Restiamo su un tema caldo, anzi caldissimo, stavolta sentendo la “voce” del Giudice amministrativo, che ha dichiarato legittima l’esclusione dalla gara d’appalto di un concorrente che applicava un contratto inadeguato sotto il profilo salariale.
Si parla dunque di Contratti eccessivamente “poveri”, e degli effetti che l’applicazione di questi ultimi (pure sottoscritti spesso dalle Oo.Ss. comparativamente maggiormente rappresentative) ha sulle gare d’appalto: il Tar Lombardia, con sentenza n. 2830 del 28 novembre 2023, ha confermato la linea del Consiglio di Stato e, sul versante della magistratura ordinaria, della Cassazione, che con una serie di recenti sentenze ha nei fatti sconfessato i Ccnl con paghe sotto la soglia di dignità.
Ma c’è di più, come si accennava.

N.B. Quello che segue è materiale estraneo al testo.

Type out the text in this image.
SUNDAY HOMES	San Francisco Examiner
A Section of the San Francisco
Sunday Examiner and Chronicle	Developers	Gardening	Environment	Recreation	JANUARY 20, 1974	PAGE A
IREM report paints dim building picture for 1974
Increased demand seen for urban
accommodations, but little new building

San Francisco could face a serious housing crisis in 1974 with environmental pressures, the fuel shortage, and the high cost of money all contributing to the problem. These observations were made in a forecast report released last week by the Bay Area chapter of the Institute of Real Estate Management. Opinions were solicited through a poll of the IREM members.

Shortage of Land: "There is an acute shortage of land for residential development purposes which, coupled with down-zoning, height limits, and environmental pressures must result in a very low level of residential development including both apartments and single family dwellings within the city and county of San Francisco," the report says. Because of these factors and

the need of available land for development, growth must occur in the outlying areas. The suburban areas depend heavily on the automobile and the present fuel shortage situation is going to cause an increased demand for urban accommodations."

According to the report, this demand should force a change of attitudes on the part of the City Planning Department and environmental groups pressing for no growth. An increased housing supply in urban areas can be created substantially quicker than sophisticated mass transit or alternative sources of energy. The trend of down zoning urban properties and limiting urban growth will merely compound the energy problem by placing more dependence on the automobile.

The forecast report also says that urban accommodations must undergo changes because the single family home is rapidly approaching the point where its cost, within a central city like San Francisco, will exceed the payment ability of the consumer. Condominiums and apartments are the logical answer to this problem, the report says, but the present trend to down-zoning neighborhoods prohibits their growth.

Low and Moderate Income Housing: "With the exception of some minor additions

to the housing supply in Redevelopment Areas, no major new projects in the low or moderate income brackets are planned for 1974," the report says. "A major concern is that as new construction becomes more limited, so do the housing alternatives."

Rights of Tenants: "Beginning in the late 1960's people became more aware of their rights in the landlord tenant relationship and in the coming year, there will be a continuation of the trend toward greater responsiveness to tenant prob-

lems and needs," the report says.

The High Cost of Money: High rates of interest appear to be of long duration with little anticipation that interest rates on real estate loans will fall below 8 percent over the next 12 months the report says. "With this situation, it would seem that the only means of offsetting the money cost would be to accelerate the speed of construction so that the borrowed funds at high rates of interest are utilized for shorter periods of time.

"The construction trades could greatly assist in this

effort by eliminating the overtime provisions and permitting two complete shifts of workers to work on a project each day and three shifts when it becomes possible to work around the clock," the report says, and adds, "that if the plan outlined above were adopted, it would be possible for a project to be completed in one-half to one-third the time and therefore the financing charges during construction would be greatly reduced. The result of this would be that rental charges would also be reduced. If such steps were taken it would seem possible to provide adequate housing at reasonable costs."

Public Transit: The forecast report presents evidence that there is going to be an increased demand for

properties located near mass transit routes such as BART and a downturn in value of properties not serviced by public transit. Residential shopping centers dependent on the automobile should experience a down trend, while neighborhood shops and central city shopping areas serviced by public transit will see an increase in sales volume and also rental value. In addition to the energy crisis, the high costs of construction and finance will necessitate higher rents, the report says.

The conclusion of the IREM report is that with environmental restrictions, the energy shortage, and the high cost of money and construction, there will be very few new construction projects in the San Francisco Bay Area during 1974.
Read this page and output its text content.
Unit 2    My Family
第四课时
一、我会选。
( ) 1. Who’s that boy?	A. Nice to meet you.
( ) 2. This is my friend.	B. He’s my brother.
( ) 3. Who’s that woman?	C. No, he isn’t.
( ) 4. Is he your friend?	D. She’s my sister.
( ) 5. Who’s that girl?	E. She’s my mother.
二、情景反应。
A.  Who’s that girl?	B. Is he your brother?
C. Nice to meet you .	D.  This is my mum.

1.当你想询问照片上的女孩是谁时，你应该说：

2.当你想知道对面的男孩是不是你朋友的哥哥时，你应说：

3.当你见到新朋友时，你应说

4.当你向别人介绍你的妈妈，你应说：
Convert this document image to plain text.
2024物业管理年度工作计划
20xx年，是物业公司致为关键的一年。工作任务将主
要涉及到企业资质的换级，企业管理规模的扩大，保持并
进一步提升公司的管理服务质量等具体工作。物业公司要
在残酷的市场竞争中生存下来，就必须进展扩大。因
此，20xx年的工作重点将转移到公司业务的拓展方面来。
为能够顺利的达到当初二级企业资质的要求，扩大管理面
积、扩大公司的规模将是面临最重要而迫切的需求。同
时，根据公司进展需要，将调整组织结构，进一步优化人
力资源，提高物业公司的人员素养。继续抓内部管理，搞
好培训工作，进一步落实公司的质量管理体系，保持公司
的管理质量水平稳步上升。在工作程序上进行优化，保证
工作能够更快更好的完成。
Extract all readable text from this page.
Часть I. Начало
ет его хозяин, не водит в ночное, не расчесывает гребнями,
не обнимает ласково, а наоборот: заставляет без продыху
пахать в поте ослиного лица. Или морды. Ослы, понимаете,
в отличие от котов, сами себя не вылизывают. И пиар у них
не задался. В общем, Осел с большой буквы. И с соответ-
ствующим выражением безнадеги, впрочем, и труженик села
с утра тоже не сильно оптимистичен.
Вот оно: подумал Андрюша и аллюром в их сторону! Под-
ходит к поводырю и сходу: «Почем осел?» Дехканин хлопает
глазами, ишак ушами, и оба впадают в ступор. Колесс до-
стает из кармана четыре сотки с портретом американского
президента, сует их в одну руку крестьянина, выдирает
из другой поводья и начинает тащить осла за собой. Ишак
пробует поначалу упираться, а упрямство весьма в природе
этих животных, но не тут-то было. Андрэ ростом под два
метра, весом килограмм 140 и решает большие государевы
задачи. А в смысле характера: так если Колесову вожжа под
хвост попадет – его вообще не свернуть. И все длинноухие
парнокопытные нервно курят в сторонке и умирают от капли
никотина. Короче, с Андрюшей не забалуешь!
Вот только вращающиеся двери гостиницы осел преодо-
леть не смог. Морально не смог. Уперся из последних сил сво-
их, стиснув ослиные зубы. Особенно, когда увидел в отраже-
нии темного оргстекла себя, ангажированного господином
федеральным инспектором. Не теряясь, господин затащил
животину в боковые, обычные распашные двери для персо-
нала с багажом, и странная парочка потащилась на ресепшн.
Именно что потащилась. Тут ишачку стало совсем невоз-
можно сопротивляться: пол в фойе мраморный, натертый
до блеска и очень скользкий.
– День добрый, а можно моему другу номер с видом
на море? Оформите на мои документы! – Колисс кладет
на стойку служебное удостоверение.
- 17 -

Stante che la competenza del Giudice Amministrativo concerne la legittimità degli atti della PA, appare interessante la previsione della possibilità di esclusione da una gara pubblica di un soggetto che presenta un’offerta economica nella quale il costo del lavoro viene stimato utilizzando un contratto collettivo che non assicura ai lavoratori una retribuzione conforme ai principi di sufficienza e proporzionalità previsti dall’articolo 36 della Costituzione.
Nella fattispecie si parla di una gara per l’affidamento di un servizio di accoglienza e reception presso le sedi di un importante Comune, a cui un concorrente aveva partecipato utilizzando il Ccnl “Vigilanza”, a parere dei concorrenti (e anche dei giudici) eccessivamente penalizzante per i lavoratori (e, naturalmente, distorsivo della concorrenza).
Spetta dunque alla stazione appaltante, in sede di valutazione della congruità dell’offerta, contemperare le esigenze della libertà imprenditoriale (che sembrerebbero aprire il campo alla scelta del contratto più confacente alle esigenze dell’impresa) e della tutela dei lavoratori (cui non si possono riservare trattamenti economici non dignitosi).
Nell’ambito di tale bilanciamento, tuttavia, un punto fermo è rappresentato dalla Carta Costituzionale, laddove al ricordato art. 36 recita: “Il lavoratore ha diritto ad una retribuzione proporzionata alla quantità e qualità del suo lavoro e in ogni caso sufficiente ad assicurare a sé e alla famiglia un’esistenza libera e dignitosa”.
La nota dolente, come sempre, è cosa si intenda per trattamento “dignitoso”. Nel silenzio della legge (come ben sappiamo il dibattito sul salario minimo è arenato da tempo), e trattandosi molto spesso di contratti siglati da organizzazioni sindacali rappresentative, non è sempre semplice “trovare una quadra”.
Un’indicazione, seppure siano ormai trascorsi diversi anni, può arrivare dalla sentenza n. 4699/2015 del Consiglio di Stato, laddove si dice che il valore dell’offerta dei partecipanti alle gare deve essere adeguato e sufficiente rispetto al costo del lavoro. In proposito, la legge adotta come parametro di valutazione le tabelle periodicamente elaborate dal Ministero del lavoro sulla base delle retribuzioni previste, nei vari settori, dai contratti collettivi stipulati dalle Oo.Ss. comparativamente più rappresentative. Si torna però a quei Ccnl che alle volte costituiscono essi stessi parte del problema.
Nei fatti dunque occorre procedere di caso in caso, valutando concretamente la situazione anche sulla base di contratti analoghi e affini. E molto spesso, anzi quasi sempre, sono i giudici a dire l’ultima parola. Ad esempio, nella fattispecie analizzata dalla sentenza, l’offerta economica del concorrente escluso, basata sul contratto collettivo Vigilanza privata e servizi fiduciari, risultava inferiore del 30% rispetto ai costi del personale stimati dalla stazione appaltante, che aveva considerato l’applicazione di un altro Ccnl.